First of all, let me emphasise that the impact of COVID-19 on pharma logistics is, and will continue to be, enormous. The ease of occurrence and the pace of progression associated with this particular pandemic crisis has stunned the entire logistics sector and shocked the world. Air freight, in particular, has been hugely disrupted, and the suddenness of the situation literally caught the industry with its pants down.
Be in no doubt, the massive cutbacks we are currently seeing in air transport capacity is extremely worrying news for pharma logisticians. While medicines continue to be delivered by air with some extraordinary efforts, the current temporary air cargo boost is unsustainable without the infrastructure and effective subsidies from PAX flying. Planes are being sold and mothballed at an unprecedented rate. And not only are airlines massively cutting back, all airports are closing at least some of their doors.

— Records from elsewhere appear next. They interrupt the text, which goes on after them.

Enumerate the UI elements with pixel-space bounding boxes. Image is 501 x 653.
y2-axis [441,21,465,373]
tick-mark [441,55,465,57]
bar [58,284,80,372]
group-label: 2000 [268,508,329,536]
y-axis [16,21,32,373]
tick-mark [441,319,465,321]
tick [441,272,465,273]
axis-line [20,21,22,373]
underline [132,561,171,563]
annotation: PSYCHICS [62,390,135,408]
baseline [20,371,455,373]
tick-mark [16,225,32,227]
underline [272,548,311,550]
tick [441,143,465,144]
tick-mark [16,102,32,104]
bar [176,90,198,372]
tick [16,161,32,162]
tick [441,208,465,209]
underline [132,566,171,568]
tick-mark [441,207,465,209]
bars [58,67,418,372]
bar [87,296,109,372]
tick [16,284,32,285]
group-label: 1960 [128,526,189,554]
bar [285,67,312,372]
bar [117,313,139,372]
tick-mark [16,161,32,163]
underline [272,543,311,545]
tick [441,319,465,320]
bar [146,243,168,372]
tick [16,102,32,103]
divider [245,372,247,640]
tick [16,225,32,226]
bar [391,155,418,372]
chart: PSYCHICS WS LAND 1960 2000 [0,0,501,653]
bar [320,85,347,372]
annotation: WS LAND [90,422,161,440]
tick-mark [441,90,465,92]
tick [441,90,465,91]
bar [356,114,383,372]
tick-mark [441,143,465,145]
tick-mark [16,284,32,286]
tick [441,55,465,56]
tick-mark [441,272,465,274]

These doors, along with the supporting infrastructure, may never reopen. Singapore’s Changi Airport, for example has closed its huge Terminal 2 and I understand that they are now considering mothballing Terminal 4. This is a picture that is being repeated around the world with 75% of global flight capacity currently grounded.
With this in mind, it goes without saying that the post-pandemic pharma transportation and distribution system will need to be much more robust, resilient and diverse in order to cope with reduced air freight capacity, higher freight costs and the possibility in the future of similar emergencies and disruptive events.